His partner Charlie had flown him home from New York, for what he describes as “the miraculous and circuitous path to recovery.” Once he was steady on his feet — which took a while — he realised that he could still see something of the world through a lens. His iPhone lens, to be precise. And thus came about a set of 80 photographs and 80 eventual essays, recently released as a book, Instamatic (Milap Publications).

Unlike the three cookbooks that precede it, Suvir’s Instamatic is not about food. It speaks of numerous things, from his relationship with the cities of New York and New Delhi, to the visual and philosophical representations of antique doors. With a foreword by Shashi Tharoor, the book is sprinkled with lines that leap, like his description of Manhattan as “the meeting of grit, glam and grime”. In essence, it describes his shift in worldview after the “instamoment” that changed everything.

It changed his professional behaviour, too. “With my illness, my ego and sense of ahm (self) went completely. Cooking became sweeter and more meaningful.” It is an attitude he tries to inculcate in the young ones working under him, guiding them towards a love for the craft and an understanding of the industry, instead of a high-pressure need to be recognised — “celebrity status is the goal of many chefs today.”

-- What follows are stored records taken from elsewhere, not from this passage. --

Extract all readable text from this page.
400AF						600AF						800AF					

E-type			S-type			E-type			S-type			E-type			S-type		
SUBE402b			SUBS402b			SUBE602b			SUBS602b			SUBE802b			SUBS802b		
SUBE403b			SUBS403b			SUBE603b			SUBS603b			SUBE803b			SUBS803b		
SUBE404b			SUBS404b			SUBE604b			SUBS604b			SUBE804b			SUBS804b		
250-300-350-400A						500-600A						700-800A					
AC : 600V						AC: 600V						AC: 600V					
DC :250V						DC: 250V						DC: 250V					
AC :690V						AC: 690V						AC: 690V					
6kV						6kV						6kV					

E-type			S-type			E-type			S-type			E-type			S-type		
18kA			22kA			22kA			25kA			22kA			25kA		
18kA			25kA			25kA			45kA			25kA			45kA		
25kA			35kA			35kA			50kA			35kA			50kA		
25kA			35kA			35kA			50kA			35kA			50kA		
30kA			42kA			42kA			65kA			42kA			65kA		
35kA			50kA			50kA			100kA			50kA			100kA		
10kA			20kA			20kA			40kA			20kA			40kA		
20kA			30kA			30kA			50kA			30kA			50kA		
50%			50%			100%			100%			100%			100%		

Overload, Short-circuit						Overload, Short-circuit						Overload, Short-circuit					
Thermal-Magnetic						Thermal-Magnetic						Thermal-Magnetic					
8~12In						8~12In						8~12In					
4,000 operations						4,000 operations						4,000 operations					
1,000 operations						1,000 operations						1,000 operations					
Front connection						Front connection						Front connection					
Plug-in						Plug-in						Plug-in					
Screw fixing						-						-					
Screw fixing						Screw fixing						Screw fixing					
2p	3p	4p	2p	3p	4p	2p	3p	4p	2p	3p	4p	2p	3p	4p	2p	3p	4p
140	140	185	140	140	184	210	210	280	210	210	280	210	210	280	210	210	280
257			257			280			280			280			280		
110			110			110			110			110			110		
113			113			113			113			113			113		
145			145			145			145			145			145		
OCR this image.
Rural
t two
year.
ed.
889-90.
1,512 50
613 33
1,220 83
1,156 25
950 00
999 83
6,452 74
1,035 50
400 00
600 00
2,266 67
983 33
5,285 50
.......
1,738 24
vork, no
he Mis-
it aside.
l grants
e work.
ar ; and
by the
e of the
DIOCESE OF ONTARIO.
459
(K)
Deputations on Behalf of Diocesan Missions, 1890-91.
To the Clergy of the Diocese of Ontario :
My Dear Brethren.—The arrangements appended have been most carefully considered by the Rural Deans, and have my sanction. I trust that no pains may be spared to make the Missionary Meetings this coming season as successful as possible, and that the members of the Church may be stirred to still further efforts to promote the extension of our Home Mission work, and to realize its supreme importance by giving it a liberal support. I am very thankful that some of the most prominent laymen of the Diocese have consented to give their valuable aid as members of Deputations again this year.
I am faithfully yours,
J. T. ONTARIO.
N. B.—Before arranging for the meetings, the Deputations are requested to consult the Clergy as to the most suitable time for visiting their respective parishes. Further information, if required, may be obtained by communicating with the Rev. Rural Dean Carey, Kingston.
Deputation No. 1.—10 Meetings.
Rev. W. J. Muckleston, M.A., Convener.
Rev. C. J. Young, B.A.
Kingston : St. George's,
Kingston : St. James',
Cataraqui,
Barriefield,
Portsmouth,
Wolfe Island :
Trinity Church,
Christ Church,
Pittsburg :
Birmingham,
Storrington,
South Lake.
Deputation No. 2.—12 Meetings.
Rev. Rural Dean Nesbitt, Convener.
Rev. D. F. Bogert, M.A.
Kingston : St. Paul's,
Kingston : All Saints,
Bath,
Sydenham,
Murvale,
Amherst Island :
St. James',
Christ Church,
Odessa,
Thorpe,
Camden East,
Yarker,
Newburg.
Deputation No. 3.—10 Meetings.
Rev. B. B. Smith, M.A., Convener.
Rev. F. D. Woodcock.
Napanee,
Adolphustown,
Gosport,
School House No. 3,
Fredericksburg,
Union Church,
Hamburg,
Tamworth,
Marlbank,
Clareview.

He credits his return to India for his recovery and shift, and sees the mindful eating-focussed The House Of Celeste as his homecoming. A number of more projects are in the offing, but Suvir discusses with us the simple kathal (jackfruit) sabzi he made with his sister-in-law: “we gave it the spa treatment that most vegetables deserve but hardly get, just the way we marinade meats.” Why shouldn’t greens have all the fun, too?